When, therefore, Bettie F. Howell, one of the two tenants in common, conveyed the specific 100 acres to Neeley, she conveyed legal title to only a one-half undivided interest, but equitable title to an undivided 100 acres interest in the entire tract owned in co-tenancy with Ruby Lake Smith. The effect of the evidence was to show that the particular claim of Ruby Lake Smith to a one-fourth undivided interest in the minerals by virtue of the reservation made in the deed from Bettie F. Smith and Dixie Smith to Gordon and Ferrell dated January 1, 1920, was in a sense, and by reason of a claim of title being asserted thereunder, a cloud upon appellant's title. The evidence at the same time had the curious effect of showing that in an entirely different way and without her specially pleaded title, appellee did have an interest in the land which was not merely a cloud upon appellant's title, but possibly to the extent thereof superior thereto.
On the other hand, the evidence considered in connection with appellee's crossaction showed that appellant's claim was not a mere cloud upon any title of the appellee entitling her to be quieted to any particular interest in the land. If the facts exist — which is not shown — to establish limitation title under the statutes of five and/or ten years, appellant may be the owner of the land in severalty. The issues of limitation were perhaps not developed, because of the theory that appellee's claim to a one-fourth mineral interest was an estate severed from the rest of the land, and, therefore, that adverse possession of the surface of the land did not constitute adverse possession of the minerals.

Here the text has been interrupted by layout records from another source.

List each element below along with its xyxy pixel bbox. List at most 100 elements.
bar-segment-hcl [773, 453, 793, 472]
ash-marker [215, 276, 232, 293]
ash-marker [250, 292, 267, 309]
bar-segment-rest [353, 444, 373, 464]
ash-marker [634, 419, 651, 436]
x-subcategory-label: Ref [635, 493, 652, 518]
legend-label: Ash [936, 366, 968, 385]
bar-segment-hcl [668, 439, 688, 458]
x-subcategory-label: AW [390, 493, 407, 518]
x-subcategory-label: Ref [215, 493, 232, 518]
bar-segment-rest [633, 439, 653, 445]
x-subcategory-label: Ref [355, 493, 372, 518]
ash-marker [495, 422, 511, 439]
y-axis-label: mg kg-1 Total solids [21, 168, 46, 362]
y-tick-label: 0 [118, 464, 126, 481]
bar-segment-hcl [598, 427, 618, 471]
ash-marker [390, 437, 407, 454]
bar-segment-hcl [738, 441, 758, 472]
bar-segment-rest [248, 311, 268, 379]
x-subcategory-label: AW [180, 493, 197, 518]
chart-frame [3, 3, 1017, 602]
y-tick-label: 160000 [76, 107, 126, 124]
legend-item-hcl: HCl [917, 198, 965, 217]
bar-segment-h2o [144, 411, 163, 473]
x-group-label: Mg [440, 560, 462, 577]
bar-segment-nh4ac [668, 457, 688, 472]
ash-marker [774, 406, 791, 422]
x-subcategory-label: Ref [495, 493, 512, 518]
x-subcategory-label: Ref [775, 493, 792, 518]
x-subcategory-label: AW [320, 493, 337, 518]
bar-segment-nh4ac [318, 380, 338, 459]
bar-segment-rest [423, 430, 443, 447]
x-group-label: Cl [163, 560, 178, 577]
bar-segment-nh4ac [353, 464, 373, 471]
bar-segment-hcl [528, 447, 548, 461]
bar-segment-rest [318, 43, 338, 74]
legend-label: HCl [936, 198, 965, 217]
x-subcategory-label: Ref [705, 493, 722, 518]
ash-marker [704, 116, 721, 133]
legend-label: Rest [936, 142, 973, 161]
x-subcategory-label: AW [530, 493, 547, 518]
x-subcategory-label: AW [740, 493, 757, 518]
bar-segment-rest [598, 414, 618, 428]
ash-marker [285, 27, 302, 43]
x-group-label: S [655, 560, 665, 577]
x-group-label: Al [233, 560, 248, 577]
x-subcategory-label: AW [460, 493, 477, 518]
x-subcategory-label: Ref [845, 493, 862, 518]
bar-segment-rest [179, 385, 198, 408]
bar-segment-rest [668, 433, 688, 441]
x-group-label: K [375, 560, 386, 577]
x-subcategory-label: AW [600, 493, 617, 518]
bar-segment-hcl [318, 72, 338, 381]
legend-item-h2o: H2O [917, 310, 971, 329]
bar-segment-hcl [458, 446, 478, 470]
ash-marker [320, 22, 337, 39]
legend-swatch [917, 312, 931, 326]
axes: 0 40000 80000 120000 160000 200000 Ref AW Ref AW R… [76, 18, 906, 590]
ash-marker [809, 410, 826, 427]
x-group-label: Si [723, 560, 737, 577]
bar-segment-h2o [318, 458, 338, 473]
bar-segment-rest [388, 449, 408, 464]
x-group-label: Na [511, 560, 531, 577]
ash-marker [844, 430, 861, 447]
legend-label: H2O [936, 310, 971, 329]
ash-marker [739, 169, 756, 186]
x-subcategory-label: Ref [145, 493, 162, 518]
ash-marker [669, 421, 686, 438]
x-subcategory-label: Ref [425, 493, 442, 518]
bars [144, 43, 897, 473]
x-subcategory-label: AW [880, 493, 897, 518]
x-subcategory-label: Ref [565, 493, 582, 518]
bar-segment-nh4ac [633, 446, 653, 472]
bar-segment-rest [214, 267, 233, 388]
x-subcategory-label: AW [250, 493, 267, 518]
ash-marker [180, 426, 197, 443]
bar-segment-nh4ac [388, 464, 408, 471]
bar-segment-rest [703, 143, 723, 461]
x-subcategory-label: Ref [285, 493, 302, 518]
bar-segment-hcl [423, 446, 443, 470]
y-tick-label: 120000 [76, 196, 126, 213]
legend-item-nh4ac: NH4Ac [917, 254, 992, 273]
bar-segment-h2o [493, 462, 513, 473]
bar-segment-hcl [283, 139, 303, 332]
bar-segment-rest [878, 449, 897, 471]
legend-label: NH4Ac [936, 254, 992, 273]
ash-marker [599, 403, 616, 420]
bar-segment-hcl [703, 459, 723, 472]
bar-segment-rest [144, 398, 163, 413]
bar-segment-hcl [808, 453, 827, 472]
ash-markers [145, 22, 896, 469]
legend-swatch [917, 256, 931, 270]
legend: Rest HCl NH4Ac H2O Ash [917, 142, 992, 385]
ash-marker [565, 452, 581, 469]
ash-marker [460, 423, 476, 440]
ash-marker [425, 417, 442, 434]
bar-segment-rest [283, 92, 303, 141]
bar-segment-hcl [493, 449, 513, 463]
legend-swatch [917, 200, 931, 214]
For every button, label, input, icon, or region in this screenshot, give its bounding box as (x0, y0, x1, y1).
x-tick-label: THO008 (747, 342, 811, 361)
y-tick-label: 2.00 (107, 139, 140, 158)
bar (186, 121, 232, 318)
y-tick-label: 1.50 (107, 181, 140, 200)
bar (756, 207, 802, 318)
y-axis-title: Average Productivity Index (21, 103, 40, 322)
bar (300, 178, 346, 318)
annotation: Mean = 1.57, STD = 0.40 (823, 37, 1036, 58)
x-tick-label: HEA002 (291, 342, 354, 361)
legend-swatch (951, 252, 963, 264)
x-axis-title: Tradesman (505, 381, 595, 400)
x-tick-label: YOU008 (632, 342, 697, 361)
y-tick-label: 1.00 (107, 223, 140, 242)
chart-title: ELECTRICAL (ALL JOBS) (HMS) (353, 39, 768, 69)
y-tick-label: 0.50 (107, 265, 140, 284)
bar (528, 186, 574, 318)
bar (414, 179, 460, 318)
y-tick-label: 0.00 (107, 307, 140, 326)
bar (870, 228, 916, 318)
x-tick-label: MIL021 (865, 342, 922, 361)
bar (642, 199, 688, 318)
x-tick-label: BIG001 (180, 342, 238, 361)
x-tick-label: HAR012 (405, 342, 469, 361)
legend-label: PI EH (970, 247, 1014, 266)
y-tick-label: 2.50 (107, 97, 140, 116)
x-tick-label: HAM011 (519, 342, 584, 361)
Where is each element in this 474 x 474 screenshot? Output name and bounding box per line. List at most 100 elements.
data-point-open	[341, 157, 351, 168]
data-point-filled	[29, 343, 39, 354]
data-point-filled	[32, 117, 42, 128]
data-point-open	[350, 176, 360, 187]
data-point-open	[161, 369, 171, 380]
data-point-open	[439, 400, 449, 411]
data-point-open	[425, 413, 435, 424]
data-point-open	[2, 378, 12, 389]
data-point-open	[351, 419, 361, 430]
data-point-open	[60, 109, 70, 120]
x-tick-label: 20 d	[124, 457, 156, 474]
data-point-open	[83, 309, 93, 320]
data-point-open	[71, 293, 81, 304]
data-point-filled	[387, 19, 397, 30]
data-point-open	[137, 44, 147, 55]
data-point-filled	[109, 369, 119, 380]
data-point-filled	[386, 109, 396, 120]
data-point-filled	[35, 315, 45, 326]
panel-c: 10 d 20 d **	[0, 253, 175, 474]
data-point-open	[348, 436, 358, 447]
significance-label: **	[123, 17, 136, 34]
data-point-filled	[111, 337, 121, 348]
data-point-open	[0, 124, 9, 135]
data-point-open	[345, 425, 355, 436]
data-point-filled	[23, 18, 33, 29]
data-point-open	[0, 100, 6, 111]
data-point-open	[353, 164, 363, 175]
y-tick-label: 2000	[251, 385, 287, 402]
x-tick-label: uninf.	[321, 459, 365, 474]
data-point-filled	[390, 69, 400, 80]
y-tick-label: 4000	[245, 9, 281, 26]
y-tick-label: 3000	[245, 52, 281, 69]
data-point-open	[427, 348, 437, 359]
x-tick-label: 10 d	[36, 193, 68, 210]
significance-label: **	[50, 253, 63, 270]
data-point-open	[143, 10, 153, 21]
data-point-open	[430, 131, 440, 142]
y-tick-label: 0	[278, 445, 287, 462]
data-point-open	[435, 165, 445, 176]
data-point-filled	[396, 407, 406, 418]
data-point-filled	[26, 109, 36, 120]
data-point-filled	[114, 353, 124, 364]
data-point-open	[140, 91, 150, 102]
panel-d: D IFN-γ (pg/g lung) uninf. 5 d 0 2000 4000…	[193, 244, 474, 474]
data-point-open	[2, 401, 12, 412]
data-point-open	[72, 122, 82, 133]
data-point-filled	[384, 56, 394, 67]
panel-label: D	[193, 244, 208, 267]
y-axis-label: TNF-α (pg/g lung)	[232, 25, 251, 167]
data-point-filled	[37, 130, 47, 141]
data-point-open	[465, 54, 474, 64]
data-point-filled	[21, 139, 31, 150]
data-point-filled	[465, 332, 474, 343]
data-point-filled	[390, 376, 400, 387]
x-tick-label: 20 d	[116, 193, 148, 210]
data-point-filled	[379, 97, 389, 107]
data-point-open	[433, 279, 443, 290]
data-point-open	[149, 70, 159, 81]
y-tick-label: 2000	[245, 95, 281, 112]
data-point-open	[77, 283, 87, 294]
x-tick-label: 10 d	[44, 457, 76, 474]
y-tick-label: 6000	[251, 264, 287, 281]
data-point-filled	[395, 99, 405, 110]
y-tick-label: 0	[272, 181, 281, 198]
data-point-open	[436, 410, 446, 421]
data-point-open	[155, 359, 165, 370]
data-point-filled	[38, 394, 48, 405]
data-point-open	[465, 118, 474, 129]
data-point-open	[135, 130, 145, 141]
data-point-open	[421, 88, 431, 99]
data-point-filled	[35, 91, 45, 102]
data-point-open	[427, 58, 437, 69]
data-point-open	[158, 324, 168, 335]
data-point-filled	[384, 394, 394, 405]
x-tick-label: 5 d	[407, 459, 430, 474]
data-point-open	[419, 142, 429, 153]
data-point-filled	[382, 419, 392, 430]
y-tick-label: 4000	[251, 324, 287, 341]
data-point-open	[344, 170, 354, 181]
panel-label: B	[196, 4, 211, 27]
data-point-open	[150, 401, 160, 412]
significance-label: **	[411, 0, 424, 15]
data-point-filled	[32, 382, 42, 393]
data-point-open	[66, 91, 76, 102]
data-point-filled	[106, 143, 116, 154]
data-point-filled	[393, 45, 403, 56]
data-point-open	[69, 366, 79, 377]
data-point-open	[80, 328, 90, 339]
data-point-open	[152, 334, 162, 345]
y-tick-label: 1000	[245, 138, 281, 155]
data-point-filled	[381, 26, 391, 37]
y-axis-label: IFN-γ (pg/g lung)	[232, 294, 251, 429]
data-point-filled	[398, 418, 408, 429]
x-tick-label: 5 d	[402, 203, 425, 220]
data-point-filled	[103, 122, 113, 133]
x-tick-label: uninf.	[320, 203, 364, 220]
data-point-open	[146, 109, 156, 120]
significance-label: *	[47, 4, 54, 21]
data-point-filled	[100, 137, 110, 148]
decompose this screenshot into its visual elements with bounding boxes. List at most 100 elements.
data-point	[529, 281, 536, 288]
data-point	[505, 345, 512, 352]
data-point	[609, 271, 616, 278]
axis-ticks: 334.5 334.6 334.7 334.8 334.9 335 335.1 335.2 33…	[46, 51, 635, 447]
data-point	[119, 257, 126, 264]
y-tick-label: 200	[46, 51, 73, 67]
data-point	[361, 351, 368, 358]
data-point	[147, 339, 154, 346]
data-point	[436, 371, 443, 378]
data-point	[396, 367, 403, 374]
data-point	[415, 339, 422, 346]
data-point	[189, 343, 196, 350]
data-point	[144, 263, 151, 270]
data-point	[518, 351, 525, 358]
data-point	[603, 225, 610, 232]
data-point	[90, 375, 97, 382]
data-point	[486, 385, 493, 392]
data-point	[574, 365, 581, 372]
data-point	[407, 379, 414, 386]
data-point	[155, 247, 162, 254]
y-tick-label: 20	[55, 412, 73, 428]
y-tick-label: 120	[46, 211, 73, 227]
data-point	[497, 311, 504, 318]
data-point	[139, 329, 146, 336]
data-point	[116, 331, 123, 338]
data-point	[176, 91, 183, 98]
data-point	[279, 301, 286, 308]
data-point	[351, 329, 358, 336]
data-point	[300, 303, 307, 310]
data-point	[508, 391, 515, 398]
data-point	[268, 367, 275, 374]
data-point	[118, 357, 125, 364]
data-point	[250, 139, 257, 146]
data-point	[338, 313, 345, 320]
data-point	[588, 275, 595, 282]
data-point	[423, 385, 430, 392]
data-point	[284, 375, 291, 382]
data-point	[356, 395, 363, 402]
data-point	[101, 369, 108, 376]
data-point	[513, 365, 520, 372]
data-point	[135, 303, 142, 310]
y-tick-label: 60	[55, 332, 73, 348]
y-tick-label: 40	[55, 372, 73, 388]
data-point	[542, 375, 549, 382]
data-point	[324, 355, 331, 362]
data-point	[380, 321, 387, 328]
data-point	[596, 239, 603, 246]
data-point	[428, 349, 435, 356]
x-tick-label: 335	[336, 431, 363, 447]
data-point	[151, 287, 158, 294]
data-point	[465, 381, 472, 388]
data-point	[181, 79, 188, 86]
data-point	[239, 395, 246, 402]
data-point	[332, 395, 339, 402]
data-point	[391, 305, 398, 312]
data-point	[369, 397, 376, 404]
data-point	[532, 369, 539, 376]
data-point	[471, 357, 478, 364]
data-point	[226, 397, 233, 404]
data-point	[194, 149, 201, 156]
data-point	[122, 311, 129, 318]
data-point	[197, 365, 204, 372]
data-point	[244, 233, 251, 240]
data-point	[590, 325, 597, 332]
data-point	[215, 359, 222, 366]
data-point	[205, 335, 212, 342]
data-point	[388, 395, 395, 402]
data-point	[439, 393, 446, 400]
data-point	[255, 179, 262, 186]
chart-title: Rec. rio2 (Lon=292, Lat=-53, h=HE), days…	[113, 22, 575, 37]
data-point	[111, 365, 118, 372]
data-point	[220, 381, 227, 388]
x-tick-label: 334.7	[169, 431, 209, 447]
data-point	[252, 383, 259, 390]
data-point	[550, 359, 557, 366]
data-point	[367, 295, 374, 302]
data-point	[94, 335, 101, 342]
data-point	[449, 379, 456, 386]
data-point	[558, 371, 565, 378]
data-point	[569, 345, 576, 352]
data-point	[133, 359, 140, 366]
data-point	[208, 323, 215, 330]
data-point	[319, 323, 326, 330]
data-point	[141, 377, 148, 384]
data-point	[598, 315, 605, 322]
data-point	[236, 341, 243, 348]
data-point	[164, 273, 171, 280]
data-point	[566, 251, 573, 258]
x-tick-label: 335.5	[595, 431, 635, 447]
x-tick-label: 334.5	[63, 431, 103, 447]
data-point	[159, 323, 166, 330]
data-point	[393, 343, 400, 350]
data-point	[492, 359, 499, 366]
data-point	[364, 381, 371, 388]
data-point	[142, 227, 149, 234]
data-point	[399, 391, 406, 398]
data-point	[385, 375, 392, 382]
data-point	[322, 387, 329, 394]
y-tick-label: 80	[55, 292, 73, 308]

If the facts do not exist to show limitation title in appellant, he may be able to have it set aside to him, in severalty, in a partition proceeding to which the owners of the other interests in the entire tract are parties, by assuming and discharging the burden of showing that it will not be inequitable to do so. If he cannot discharge such burden, he may nevertheless be entitled to have his 100-acre interest set aside to him in a partition of the entire tract held in co-tenancy.
If none of said remedies are, under the facts, available, it would seem that he would at least have a cause of action against one or more, or all, of his grantors through whom the 100 acres has descended to him upon covenants of warranty of title.
It is our conclusion that the evidence would not warrant that part of the judgment providing that appellee be quieted in her title to a one-fourth mineral interest in said land, for which reason the judgment should be reversed and the cause remanded, and it is accordingly so ordered.